In the past, the diagnosis of VZV meningitis was established with the use of VZV specific immunoglobulins detected in the CSF. More recently, VZV DNA detection with PCR methodologies have become the preferred approach.3 9 Given this more sensitive diagnostic tool, more cases in the future will be identified in patients who have undergone CSF sampling when presenting with meningitis-like symptoms.

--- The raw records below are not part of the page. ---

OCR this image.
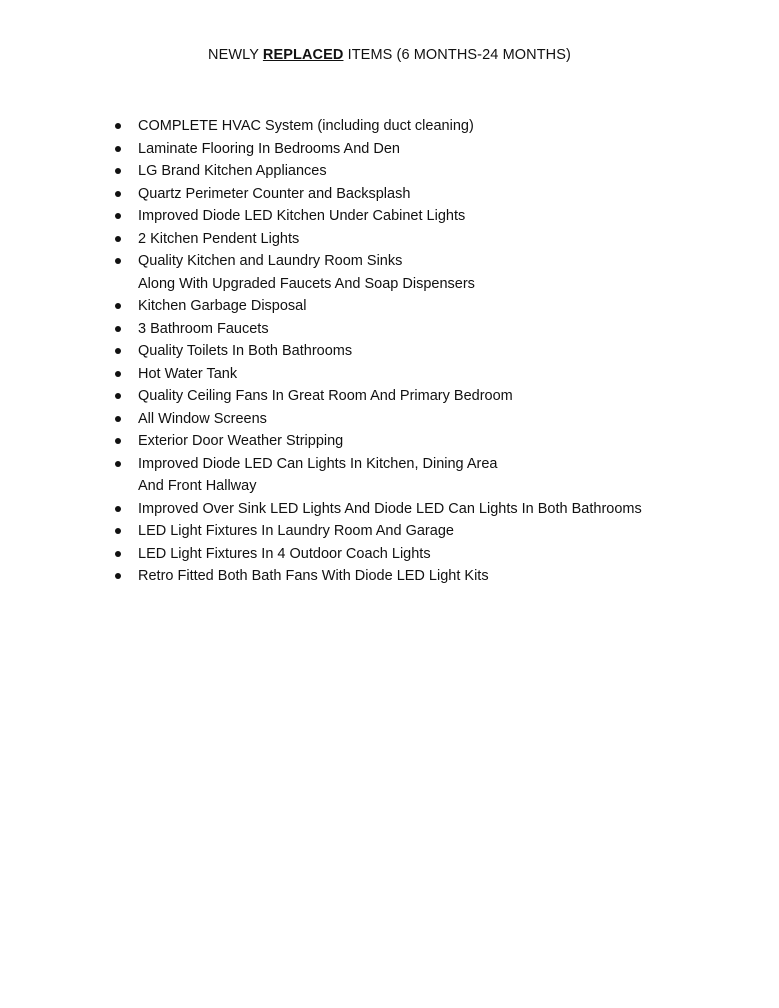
NEWLY REPLACED ITEMS (6 MONTHS-24 MONTHS)
COMPLETE HVAC System (including duct cleaning)
Laminate Flooring In Bedrooms And Den
LG Brand Kitchen Appliances
Quartz Perimeter Counter and Backsplash
Improved Diode LED Kitchen Under Cabinet Lights
2 Kitchen Pendent Lights
Quality Kitchen and Laundry Room Sinks
Along With Upgraded Faucets And Soap Dispensers
Kitchen Garbage Disposal
3 Bathroom Faucets
Quality Toilets In Both Bathrooms
Hot Water Tank
Quality Ceiling Fans In Great Room And Primary Bedroom
All Window Screens
Exterior Door Weather Stripping
Improved Diode LED Can Lights In Kitchen, Dining Area
And Front Hallway
Improved Over Sink LED Lights And Diode LED Can Lights In Both Bathrooms
LED Light Fixtures In Laundry Room And Garage
LED Light Fixtures In 4 Outdoor Coach Lights
Retro Fitted Both Bath Fans With Diode LED Light Kits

Varicella meningitis has been reported in approximately 5%–11% of cases of viral, or aseptic, meningitis.9 Presenting symptoms include fever, headache, neck stiffness, photophobia, drowsiness, nausea, irritability and lethargy.7 15 Non-specific CSF findings may include elevated opening pressure, a mild-to-moderate lymphocytic pleocytosis, mildly elevated protein and normal glucose levels. Brain imaging studies are typically unremarkable in cases of isolated meningitis. Of interest, only about 50% of patients have evidence of systemic inflammation such as leucocytosis or elevated CRP.9 Viral meningitis typically resolves completely without lasting deficits.7 15 However, long-term morbidities, such as seizure disorders or sensorineural hearing loss, have been reported, although most occur in elderly or immunocompromised patients.8
Treatment with acyclovir should be started empirically in all patients with suspected meningitis or encephalitis. Intravenous acyclovir 5–10 mg/kg every 8 hours for 10–14 days is the currently recommended regimen.15 Additionally, appropriate therapy for presumed bacterial meningitis may be initiated until bacterial sources are ruled out. The exact duration or preferred route of acyclovir administration has not been clearly elucidated, and there have been some recent cases reporting successful treatment with oral acyclovir.1 Acyclovir is used frequently in pregnancy both for acute treatment of herpes simplex virus (HSV) as well as for prophylaxis against recurrent HSV. In pregnant women with a known history of HSV, the use of acyclovir suppression therapy from 36 weeks gestation to the time of delivery has been shown to reduce the risks of neonatal HSV transmission.16 While the risk of adverse pregnancy outcomes related to acyclovir use during pregnancy are not entirely known, studies thus far have shown no increased risk of fetal malformations, preterm delivery or spontaneous abortion with systemic acyclovir use.16 17
Given the current standard recommendation for childhood vaccination against VZV, additional data are needed regarding long-term sequelae such as the occurrence of shingles or other reactivation events. While this was, to the best of our knowledge, the first reported case of varicella meningitis in a pregnant patient in the USA, another case was recently reported in the UK.11 It may be that this atypical presentation is not so rare, but has previously gone unrecognised due to the lack of PCR testing. With the introduction of a sensitive PCR-based diagnostic testing, it is anticipated that this will become a more commonly established diagnosis, and lumbar puncture may be considered for patients with severe intractable headache and no other obvious aetiology.
Learning points.
In pregnant women with severe headache of unknown origin, consider performing lumbar puncture to rule out viral meningitis.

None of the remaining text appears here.